Despite the chill he felt when he was in the strange area with the sickly corn, he now found himself sweating a little.  It was going to be a very warm day.

“How goes the cake?” he asked.

“Still cooling.  I’m getting ready to whip up the frosting.  Strawberry pies are done.  I have three caramel apple pies just about ready to come out of the oven and two blackberries ready to go in.”

“See, it’s probably good I’m not there.  I can’t behave myself around your blackberry pie.”

“It does have an effect on you.”

He followed the road around the curve, his eyes still searching the corn for signs of movement.  Why didn’t he hear it anymore?  Where had it gone?

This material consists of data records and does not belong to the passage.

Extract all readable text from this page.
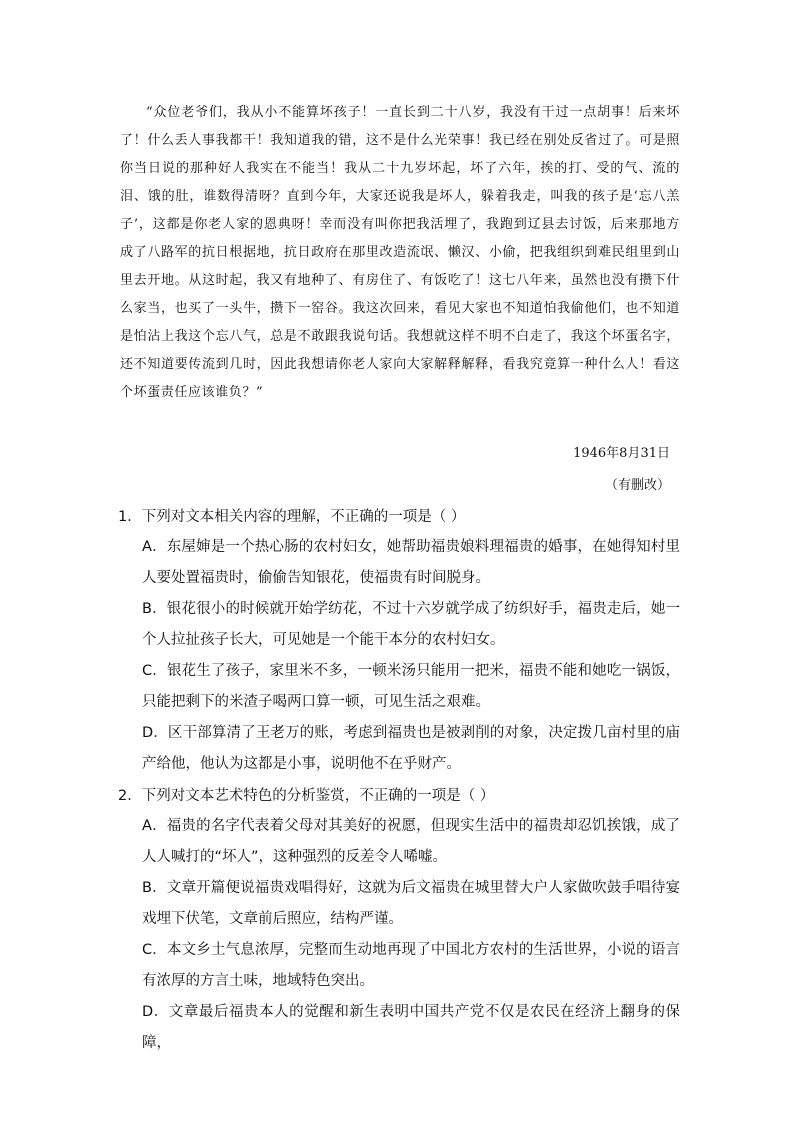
“众位老爷们，我从小不能算坏孩子！一直长到二十八岁，我没有干过一点胡事！后来坏了！什么丢人事我都干！我知道我的错，这不是什么光荣事！我已经在别处反省过了。可是照你当日说的那种好人我实在不能当！我从二十九岁坏起，坏了六年，挨的打、受的气、流的泪、饿的肚，谁数得清呀？直到今年，大家还说我是坏人，躲着我走，叫我的孩子是‘忘八羔子’，这都是你老人家的恩典呀！幸而没有叫你把我活埋了，我跑到辽县去讨饭，后来那地方成了八路军的抗日根据地，抗日政府在那里改造流氓、懒汉、小偷，把我组织到难民组里到山里去开地。从这时起，我又有地种了、有房住了、有饭吃了！这七八年来，虽然也没有攒下什么家当，也买了一头牛，攒下一窑谷。我这次回来，看见大家也不知道怕我偷他们，也不知道是怕沾上我这个忘八气，总是不敢跟我说句话。我想就这样不明不白走了，我这个坏蛋名字，还不知道要传流到几时，因此我想请你老人家向大家解释解释，看我究竟算一种什么人！看这个坏蛋责任应该谁负？”

1946年8月31日
（有删改）

1．下列对文本相关内容的理解，不正确的一项是（ ）

A．东屋婶是一个热心肠的农村妇女，她帮助福贵娘料理福贵的婚事，在她得知村里人要处置福贵时，偷偷告知银花，使福贵有时间脱身。

B．银花很小的时候就开始学纺花，不过十六岁就学成了纺织好手，福贵走后，她一个人拉扯孩子长大，可见她是一个能干本分的农村妇女。

C．银花生了孩子，家里米不多，一顿米汤只能用一把米，福贵不能和她吃一锅饭，只能把剩下的米渣子喝两口算一顿，可见生活之艰难。

D．区干部算清了王老万的账，考虑到福贵也是被剥削的对象，决定拨几亩村里的庙产给他，他认为这都是小事，说明他不在乎财产。

2．下列对文本艺术特色的分析鉴赏，不正确的一项是（ ）

A．福贵的名字代表着父母对其美好的祝愿，但现实生活中的福贵却忍饥挨饿，成了人人喊打的“坏人”，这种强烈的反差令人唏嘘。

B．文章开篇便说福贵戏唱得好，这就为后文福贵在城里替大户人家做吹鼓手唱待宴戏埋下伏笔，文章前后照应，结构严谨。

C．本文乡土气息浓厚，完整而生动地再现了中国北方农村的生活世界，小说的语言有浓厚的方言土味，地域特色突出。

D．文章最后福贵本人的觉醒和新生表明中国共产党不仅是农民在经济上翻身的保障，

“I kind of wish I’d come with you.”

“You have pies and cakes to make.  And you hate long car rides.  They make you sick.”

“I know.”

“I don’t think you’d like cornfields, either, actually.”

“I guess I probably wouldn’t.”

“Besides, I’m on an adventure, remember.  You can’t expect me to take a girl on an adventure.”

“Oh, right.  What was I thinking?”

Eric emerged from the corn into a wide, weedy clearing and stopped, his eyes fixed on the structure that stood before him.  All at once, the mysteries of the field were forgotten.